Before you hurry to pack your office furniture for a relocation, consider whether it is necessary for your particular situation. Most furniture items are pretty heavy, and transporting them to a new home may be quite costly. That is especially true if the new property is far away from your current residence. It’s sometimes more cost-effective to leave the old furniture behind (or sell it) and buy new furniture when you finish your move. Do you truly adore your office furniture to the point where you’d pay top dollar to relocate it across the country? Unless you have personal value in your items or an expensive antique piece made of solid wood, most furniture, particularly IKEA furniture, is not worth transporting. The workload of moving it is vast, and you should probably avoid the DIY move.


There’s a high possibility your home office has many books that you’d like to relocate to your new home office. Before moving them, you need to make sure you have correctly packed them for the journey ahead. Examine your book collection to determine if there are any titles that you don’t need to pack and relocate. Some books become obsolete over time. It’s always a good idea to look through your collection and get rid of those you won’t use again.

Do this with all of your books, not just the ones at your home office.
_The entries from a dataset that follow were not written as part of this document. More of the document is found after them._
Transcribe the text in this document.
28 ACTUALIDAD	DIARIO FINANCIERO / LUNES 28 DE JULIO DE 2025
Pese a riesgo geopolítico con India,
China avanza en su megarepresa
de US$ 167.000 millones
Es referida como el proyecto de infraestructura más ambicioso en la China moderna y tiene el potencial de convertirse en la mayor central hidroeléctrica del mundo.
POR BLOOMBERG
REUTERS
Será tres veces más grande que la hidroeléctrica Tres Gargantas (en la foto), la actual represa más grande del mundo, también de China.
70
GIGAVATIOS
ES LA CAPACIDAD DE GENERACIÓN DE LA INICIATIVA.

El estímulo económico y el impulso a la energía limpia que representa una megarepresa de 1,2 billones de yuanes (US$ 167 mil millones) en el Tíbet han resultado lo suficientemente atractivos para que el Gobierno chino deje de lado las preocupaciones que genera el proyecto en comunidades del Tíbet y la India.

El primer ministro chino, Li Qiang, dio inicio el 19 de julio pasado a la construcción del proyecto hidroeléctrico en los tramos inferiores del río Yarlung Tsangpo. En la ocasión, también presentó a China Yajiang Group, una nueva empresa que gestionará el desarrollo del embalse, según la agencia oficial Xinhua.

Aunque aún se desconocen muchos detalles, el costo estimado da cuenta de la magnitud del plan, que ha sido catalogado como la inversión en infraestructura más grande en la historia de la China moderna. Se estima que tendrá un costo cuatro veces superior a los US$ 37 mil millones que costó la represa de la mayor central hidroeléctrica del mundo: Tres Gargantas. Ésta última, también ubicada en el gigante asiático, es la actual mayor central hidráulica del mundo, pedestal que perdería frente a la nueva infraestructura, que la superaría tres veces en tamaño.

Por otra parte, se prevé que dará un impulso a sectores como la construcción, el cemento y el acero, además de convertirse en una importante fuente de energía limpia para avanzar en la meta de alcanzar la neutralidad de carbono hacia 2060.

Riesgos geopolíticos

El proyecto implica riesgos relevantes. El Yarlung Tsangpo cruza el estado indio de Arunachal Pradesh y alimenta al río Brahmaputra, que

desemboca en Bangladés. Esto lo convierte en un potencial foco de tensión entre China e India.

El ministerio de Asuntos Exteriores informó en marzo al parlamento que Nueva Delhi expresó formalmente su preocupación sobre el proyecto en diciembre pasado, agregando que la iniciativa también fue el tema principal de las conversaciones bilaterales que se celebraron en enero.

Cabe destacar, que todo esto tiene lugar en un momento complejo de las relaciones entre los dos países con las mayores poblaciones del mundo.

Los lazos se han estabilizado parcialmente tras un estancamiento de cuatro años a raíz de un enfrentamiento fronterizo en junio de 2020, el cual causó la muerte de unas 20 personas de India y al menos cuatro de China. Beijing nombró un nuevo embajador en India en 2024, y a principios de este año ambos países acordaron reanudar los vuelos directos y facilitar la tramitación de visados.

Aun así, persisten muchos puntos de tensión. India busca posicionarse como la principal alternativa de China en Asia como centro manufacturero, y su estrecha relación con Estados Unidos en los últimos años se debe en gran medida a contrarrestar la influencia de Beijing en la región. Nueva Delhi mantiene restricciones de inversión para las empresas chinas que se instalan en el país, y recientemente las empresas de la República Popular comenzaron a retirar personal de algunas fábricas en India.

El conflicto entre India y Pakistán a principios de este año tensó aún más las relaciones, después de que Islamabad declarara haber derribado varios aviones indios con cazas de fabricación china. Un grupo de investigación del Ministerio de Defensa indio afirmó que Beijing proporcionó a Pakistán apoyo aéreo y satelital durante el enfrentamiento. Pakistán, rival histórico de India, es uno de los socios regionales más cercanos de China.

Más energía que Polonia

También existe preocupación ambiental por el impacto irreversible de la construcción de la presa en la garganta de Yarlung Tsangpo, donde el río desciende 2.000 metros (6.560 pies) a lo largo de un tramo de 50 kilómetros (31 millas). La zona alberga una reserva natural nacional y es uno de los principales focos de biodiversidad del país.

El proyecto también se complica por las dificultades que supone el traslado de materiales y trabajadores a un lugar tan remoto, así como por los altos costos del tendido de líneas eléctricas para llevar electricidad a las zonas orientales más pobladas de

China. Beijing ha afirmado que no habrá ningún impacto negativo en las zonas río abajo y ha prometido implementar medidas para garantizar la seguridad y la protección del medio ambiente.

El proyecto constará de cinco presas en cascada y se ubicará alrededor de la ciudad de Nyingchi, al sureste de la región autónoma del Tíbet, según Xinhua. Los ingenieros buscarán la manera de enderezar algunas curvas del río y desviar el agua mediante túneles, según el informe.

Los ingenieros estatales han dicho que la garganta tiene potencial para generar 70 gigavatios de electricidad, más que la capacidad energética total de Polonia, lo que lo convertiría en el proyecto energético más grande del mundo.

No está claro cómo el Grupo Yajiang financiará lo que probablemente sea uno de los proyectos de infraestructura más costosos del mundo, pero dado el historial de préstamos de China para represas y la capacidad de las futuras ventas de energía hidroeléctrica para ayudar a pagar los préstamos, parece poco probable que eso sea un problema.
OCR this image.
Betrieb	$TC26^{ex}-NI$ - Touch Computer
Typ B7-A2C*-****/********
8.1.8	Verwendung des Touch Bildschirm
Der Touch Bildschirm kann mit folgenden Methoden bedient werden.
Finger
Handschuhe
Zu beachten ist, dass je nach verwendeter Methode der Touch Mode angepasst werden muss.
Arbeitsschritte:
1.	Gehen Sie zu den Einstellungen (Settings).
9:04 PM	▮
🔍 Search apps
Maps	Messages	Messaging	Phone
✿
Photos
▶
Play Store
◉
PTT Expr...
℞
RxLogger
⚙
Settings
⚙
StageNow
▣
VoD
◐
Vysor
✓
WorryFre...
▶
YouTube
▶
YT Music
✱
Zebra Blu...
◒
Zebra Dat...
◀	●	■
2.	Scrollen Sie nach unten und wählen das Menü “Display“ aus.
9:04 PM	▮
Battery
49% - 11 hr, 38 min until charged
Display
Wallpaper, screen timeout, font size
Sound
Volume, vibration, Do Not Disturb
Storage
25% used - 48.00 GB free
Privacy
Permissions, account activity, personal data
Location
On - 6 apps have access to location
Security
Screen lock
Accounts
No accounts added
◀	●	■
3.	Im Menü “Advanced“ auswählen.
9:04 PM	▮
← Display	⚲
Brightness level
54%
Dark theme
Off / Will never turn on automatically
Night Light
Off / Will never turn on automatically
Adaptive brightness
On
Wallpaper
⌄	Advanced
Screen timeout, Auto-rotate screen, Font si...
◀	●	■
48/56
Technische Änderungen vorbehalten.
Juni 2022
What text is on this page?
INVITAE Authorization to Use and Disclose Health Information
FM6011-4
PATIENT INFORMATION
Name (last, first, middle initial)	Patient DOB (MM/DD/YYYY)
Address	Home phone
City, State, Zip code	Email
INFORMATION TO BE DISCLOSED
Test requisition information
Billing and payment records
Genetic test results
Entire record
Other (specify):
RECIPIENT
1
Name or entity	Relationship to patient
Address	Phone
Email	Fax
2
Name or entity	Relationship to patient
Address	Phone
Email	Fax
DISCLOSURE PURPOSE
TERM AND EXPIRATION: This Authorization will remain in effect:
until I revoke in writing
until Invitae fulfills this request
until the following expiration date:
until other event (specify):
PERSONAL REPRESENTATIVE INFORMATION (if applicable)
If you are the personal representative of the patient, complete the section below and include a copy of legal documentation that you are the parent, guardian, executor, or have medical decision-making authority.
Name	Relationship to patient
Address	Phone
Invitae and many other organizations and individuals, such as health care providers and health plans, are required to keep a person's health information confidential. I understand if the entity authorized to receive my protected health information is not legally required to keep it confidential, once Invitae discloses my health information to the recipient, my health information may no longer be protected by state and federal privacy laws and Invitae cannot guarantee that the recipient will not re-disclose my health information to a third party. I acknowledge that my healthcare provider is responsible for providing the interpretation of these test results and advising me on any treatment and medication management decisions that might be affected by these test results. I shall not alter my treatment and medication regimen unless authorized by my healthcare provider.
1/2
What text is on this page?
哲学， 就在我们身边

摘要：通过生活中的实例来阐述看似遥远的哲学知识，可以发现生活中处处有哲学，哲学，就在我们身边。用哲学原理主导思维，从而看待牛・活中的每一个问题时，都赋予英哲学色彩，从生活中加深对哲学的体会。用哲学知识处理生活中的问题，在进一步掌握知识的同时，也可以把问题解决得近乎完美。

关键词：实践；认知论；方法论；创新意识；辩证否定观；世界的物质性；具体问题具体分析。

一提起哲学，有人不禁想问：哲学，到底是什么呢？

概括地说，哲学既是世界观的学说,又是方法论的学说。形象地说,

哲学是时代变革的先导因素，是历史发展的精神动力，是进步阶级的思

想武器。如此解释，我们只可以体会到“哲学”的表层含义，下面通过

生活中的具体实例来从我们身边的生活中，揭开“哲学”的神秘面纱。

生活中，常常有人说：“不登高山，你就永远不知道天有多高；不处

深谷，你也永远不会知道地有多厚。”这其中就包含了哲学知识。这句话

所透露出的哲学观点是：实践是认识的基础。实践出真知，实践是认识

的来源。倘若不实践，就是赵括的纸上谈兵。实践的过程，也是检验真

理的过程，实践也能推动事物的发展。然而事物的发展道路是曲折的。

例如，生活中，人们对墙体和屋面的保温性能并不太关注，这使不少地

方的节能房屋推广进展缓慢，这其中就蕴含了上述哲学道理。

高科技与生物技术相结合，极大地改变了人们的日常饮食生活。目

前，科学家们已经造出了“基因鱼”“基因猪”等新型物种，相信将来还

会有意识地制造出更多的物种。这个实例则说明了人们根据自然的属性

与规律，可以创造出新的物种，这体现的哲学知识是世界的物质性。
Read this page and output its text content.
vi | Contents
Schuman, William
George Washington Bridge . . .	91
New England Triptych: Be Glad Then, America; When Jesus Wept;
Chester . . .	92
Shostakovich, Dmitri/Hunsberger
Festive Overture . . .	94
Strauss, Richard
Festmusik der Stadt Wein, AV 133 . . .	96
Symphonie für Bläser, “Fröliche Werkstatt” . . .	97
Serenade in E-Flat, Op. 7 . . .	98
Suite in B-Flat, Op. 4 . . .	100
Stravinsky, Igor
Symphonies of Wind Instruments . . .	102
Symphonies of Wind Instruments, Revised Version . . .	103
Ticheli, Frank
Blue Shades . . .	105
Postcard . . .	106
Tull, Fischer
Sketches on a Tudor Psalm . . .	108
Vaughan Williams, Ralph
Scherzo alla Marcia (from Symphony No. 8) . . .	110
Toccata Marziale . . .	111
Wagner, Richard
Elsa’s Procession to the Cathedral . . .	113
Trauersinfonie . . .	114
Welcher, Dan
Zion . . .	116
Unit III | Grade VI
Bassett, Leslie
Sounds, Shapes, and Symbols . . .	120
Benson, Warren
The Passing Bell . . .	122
Be reasonable; you don’t want to waste money transporting goods you no longer desire.

Back up your data

Anything can happen during a move. That’s why you have to make sure to back up all of your critical electronic work data if your computer is damaged during transit. Back up all necessary computer files to a portable flash drive or an external hard drive for peace of mind. Consider utilizing an online backup service to copy your most important electronic data to make things extra secure.

Hiring movers

Your best friend will be your moving company when you want to pack and move a home office. That’s why it’s crucial to find a reputable moving company. They will help you avoid all the potential moving disasters and make sure that you have a smooth relocation. If you don’t have enough time to pack, movers usually provide that service. That way, you won’t need to do last-minute packing and get stressed for no reason.

Before hiring anyone, make sure to do proper research on your movers. That way, you will reduce the chances of being scammed and have more peace of mind! Read the reviews and compare the prices of multiple options to make sure you get the best deal.

This concludes our rather comprehensive list of tips on how to pack and move a home office. Daunting as it may seem, you will get to it quickly and effortlessly if you follow our advice. Happy moving!